5 Other Films That Had Us Just as Hype as Black Panther
There is a long list of black films that have had an impact on our community socially, politically, and culturally. But every now and then, there is a movie that reaches above these impacts and touches us on a deeper level. A movie that we all are excited about, and celebrate with the best of hype, all of our hearts, and most importantly, our dollar.
The latest movie to have this type of impact is Marvel's Black Panther. The entire Marvel Universe is trailblazing to say the least. Not only is Marvel Studios the highest-grossing film franchise of all time, they have been a catalyst for civil rights and other social movements in the past.
Given where our current society is as a whole, a movie like Black Panther - one with a majority black cast; set in a fictional African country; with a projected opening week of $150 million; and an almost perfect rating on Rotten Tomato's - is iconic. The film debuts this coming Thursday, February 15th, and has already broken a number of world records, including being the most hyped movie in black culture since Straight Outta Compton (up for debate).
There is an indescribable factor about some movies, that metrics just don't do justice. And although it's hard to measure this magical impact, money is the next best measurement. African-American audiences are among the most-frequent moviegoers, buying about a quarter of all domestic tickets annually! They may not always count us, but they will always count our dollars.
The already bonafide cult classic spiraled me into thought about other movies that have had a similar effect. I didn't know exactly where to start with this list, but after conversations with family and friends, I realized that there were countless movies that hit the big screen and had a huge impact on the culture - but didn't necessarily create that magic at the box office. This list consisted of movies like; School Daze; Mo Better Blues; Malcolm X; Do The Right Thing; The Color Purple; Harlem Nights; Coming To America; New Jack City; Boy's In The Hood; Friday; Poetic Justice; Eve's Bayou; and Love Jones.

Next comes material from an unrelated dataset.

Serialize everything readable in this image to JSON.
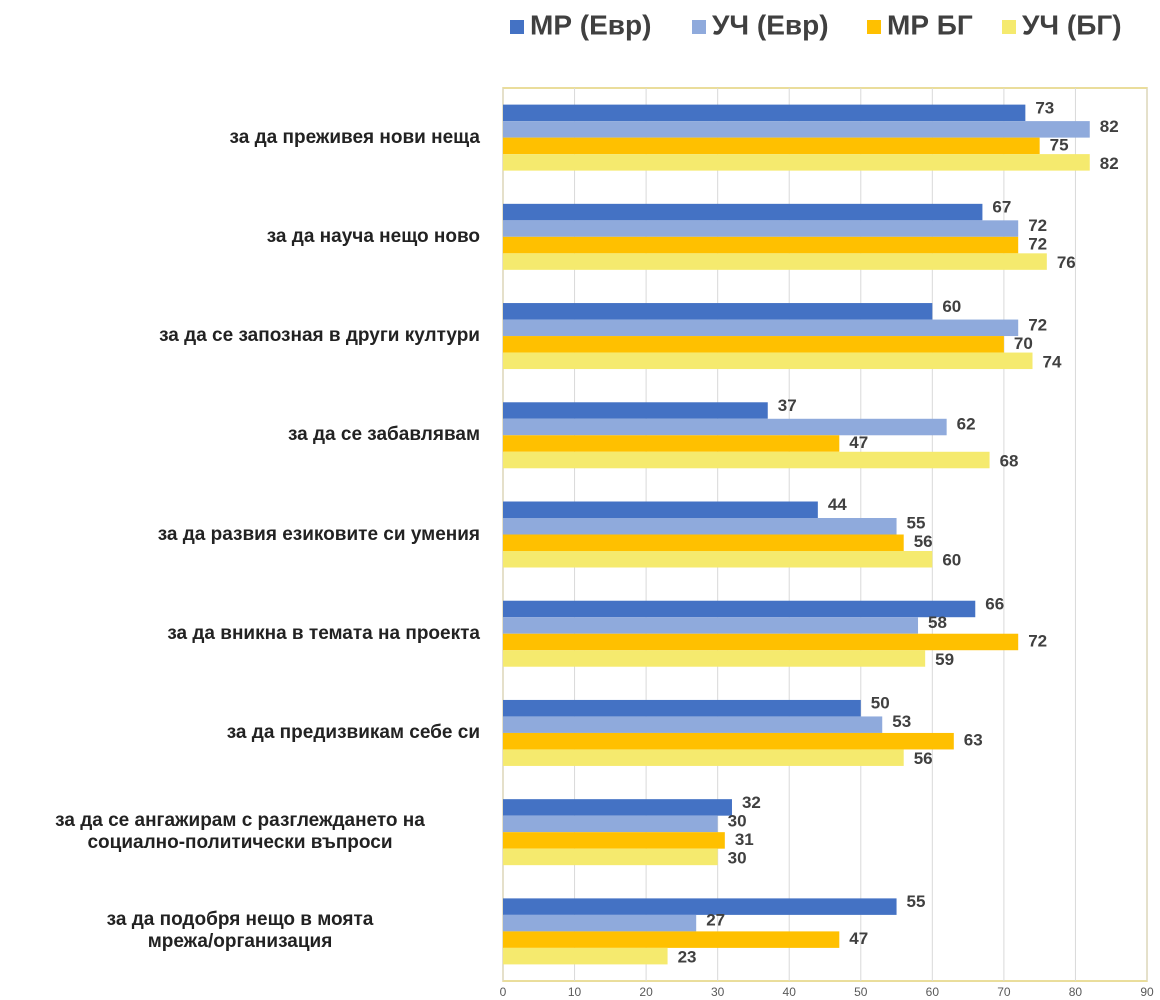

After sifting through a plethora of movies that spanned several generations, I decided to narrow it down to some of my favorite movies that were released within the last 25 years; had a majority black cast; did exceptionally well at the box office opening weekend; and as a general consensus, most black people have seen.
1. Waiting to Exhale
I was only four years old when Forest Whitaker's directorial debut, Waiting to Exhale, was released, but I vividly remember the impact it had on black women everywhere. And my father assured me this was the first movie we all showed up for on release day. Not to mention, the movie had an all-star cast, with once-in-a-lifetime performances.
2. Straight Outta Compton
Skipping a few generations, and totally switching gears, F. Gary Gray's Straight Outta Compton was a smash hit at the box office. Not only was it the highest-grossing film domestically directed by a black filmmaker, it created a hype in the industry that didn't die out quickly, or quietly.
3. Get Out
Although Jordan Peele's Get Out didn't include a marjory black cast, the main character was black, and the impact it had on the types of deeper messages black films permeate within mainstream media was epic. It was smart, well-written, and on April 8th 2017, it beat out F. Gary Gray's Straight Outta Compton as the highest-grossing film domestically directed by a black filmmaker.
4. Bad Boy's
The world hasn't been the same since Will Smith and Martin Lawrence teamed up for Bad Boy's. It's opening weekend, the film was ranked number one, beating out movies like; Forest Gump; Major Payne; and Pulp Fiction.
The follow-up film, Bad Boy's II, was also ranked number one it's opening weekend, grossing more than the original, and beat out movies such as; Charle's Angels: Full Throttle; Pirates of the Caribbean: The Curse of the Black Pearl; and The Matrix Reloaded.
5. Tyler Perry's Diary of a Mad Black Woman
While Diary of a Mad Black Woman wasn't necessarily a smash hit it's opening weekend, Perry's highly anticipated debut feature film sent the black [church-going] community into a frenzy. So much so, that the film, while still ranked number 4 it's opening weekend, beat out the likes of; Million Dollar Baby; Constantine; and Meet The Fockers. In addition to this, most black people have seen AT LEAST one Tyler Perry movie. I'm willing to bet money.
I know...I know, this list is missing so many movies it almost hurts. But each of these films, in my eyes, represents the power of representation in mainstream media. Each of these movies are so different, yet tell stories we can all relate to. They literally made going to the movies an unforgettable experience, both on-screen, and off.